À ce moment, j’ai incarné le mot « contradiction ». Pourquoi aucune guirlande de lumière ne sortait du test de grossesse? Où étaient les confettis? Le clown, le poney, la fête foraine? Pourquoi je ne pleurais pas? N’étais-je donc pas contente? Pourquoi Montréal continuait de dormir alors que j’étais en train de vivre l’un des moments charnières de ma vie? Pourquoi j’avais reçu un coup si fort à l’apex? Pourquoi avais-je eu la certitude, en une demie-seconde, que j’étais maintenant invincible?

Ainsi, c’était maintenant. Pas demain, pas dans huit mois. Ce moment, celui dont on jase souvent entre deux verres, à grands coups de « Et toi? Veux-tu des enfants? Quand? », celui qu’on appréhende, celui qui nous fait réaliser que nous ne sommes jamais préparés à « ça ». Mais là, j’ai bu du vin le weekend dernier. Mais là, on n’a pas fait l’amour tendrement ces derniers temps, si tu vois ce que je veux dire. Est-ce que ça pourrait être grave? Mais là, suis-je en train de rêver?
 
Mes yeux roulèrent dans le flou quelques secondes, puis j’ai pris une bonne inspiration. Tout irait bien. Ce miracle, comme nous l’appelons aujourd’hui, n’était certes pas prévu pour le moment. Mais y a-t-il réellement un « bon moment » pour la vie? Pour toutes ces soirées où nous en avions parlé, les yeux pleins de rêves et de sourires, pour toutes ces fois où l’idée avait été lancée. J’ai cependant compris qu’en parler, en théorie, était à des années lumières de le vivre, dans la « vraie » vie.

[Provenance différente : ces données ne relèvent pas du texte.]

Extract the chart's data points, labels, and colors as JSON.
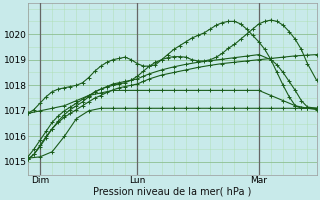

Il était vrai que nous étions encore à l’université, que nous étions loin du Condo de luxe et de la voiture de l’année – nous n’avions pas, et n’avons toujours pas, de voiture – mais nous nous aimions, et nous étions habités par le désir de vouloir nous tenir la main le plus longtemps possible entre les aléas de l’existence. Il était vrai que nous n’avions pas mis 15 000$ dans un compte d’épargne à intérêts élevés et que nous étions « jeunes ». Mais nous avions de bons emplois, nous avions un bel appartement et, surtout, notre amour était sincère. Et même si ça ne payait pas les factures, ça valait, à nos yeux, tous les comptes-conjoints et les hypothèques du monde.